The incredibly helpful Galerius, a Briton who meets you at the entrance each day, is sensible enough that if a stranger barrels into him saying, “No time to explain, but you need to go here and do this or someone will die” then he just goes and does it. Given a growing list of tasks each loop, he’ll happily jog off to complete them.
What’s more, recognizing you’re in a rush, after the first loop he gives you a prototype pulley to use on zip-lines he’s placed around the city. Apparently ropeways have been used to cross rivers in China for thousands of years, but even if The Forgotten City’s kind are anachronistic, I’m glad they’re here. While the settlement is actually pretty small—a city in the philosophical sense rather than in terms of actual size—being able to hurtle through the air from point to point is glorious.

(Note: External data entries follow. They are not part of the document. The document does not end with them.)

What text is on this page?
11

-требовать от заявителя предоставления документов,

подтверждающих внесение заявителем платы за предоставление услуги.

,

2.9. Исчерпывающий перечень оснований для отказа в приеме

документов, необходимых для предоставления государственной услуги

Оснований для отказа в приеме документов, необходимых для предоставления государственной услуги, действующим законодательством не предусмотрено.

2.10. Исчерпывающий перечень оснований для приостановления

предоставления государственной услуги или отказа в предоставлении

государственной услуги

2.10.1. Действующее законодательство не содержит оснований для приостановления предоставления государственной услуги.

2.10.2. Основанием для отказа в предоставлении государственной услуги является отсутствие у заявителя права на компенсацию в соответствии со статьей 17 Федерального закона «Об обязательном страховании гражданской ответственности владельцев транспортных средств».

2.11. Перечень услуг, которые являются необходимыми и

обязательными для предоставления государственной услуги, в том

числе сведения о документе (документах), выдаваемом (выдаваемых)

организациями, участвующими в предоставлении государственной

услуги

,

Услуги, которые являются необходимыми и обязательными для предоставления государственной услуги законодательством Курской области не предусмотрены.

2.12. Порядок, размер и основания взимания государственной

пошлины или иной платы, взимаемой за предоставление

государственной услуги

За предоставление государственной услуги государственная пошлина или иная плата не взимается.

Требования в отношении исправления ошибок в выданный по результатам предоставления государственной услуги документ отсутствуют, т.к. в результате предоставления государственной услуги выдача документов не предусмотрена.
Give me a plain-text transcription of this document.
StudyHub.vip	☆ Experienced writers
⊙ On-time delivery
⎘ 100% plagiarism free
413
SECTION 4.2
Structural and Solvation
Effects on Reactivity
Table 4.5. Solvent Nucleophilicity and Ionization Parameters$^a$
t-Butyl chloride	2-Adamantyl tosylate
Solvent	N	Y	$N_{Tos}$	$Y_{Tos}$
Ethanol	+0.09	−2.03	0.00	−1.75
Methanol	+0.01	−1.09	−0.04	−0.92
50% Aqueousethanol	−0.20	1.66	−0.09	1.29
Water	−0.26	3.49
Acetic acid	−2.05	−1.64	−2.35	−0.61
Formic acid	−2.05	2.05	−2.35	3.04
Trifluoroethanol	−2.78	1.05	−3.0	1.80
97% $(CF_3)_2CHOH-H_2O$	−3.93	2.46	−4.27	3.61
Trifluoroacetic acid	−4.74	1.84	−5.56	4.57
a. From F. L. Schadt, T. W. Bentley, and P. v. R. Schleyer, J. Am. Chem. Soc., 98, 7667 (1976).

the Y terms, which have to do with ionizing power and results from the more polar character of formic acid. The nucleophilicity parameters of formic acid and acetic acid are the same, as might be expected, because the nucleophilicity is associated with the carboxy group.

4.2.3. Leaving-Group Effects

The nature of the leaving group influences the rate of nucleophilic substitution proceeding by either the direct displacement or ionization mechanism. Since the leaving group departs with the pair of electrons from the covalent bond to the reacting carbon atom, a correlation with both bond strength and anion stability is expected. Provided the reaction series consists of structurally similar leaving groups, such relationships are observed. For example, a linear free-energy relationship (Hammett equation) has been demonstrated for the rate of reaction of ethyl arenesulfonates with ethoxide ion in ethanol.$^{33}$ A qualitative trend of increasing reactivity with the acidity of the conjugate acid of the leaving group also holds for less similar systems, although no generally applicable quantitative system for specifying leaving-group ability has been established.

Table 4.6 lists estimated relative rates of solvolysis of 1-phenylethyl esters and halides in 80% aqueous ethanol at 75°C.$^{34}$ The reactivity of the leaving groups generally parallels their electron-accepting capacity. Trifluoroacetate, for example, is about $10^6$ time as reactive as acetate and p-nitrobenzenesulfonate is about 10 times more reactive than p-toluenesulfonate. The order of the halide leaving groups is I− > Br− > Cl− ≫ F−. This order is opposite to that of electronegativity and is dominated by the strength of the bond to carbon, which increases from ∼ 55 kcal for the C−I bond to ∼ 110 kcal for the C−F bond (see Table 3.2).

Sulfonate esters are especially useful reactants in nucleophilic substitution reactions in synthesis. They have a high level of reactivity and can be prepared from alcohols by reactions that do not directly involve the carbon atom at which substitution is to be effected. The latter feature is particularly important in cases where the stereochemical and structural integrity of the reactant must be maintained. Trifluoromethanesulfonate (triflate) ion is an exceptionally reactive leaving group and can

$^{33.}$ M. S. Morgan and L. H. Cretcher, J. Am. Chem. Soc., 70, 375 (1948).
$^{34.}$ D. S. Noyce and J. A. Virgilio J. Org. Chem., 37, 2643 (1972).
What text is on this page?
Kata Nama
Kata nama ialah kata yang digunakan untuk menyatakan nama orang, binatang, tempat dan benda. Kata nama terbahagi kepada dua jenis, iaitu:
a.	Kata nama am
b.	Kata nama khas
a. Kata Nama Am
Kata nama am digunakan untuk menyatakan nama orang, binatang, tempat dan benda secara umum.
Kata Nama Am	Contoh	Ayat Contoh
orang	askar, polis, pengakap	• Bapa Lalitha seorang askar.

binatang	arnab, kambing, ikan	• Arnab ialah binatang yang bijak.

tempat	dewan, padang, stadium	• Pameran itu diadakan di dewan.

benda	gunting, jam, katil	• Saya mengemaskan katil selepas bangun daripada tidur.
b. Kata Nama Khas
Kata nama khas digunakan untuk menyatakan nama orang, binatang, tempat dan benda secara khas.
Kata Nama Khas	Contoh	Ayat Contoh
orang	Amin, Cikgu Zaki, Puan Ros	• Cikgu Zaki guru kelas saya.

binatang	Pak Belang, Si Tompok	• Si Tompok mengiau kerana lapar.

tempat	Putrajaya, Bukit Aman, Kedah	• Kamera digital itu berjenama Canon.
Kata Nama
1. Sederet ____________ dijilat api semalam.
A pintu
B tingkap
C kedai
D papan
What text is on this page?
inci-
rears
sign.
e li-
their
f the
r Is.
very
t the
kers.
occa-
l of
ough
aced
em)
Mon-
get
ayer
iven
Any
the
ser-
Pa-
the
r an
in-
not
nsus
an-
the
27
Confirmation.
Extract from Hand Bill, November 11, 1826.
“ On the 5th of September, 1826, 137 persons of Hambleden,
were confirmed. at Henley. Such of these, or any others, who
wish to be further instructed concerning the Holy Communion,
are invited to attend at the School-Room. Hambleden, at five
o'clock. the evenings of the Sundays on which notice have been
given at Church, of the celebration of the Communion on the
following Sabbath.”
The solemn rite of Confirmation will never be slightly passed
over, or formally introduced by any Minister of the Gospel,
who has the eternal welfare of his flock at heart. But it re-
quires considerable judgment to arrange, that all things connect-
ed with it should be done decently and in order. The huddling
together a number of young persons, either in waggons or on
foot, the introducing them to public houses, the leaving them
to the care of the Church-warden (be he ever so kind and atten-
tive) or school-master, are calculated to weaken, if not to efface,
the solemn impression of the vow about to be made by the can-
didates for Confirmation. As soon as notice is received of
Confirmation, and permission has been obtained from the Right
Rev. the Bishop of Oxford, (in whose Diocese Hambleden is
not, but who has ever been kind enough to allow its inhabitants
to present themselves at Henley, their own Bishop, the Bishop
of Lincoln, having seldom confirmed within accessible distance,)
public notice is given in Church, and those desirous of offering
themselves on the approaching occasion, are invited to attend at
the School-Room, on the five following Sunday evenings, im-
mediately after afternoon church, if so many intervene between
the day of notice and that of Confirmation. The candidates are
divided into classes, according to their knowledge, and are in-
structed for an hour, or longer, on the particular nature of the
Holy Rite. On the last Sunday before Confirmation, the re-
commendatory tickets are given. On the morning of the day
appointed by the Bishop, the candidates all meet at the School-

The lack of speedbumps points to the game’s own history, as you can see in a Noclip documentary about The Forgotten City’s development. It was retooled from a popular Skyrim mod like temples built on those of older gods, and in a sense the millions who played the mod were playtesting the standalone game it would become. The Forgotten City’s pathways have been broken in by a lot of feet, worn smooth by the passage of time. Even if you’re not interested in timeloops or authentic ancient Roman graffiti, toilets, and swearing, it’s a polished example of how great historical games can be.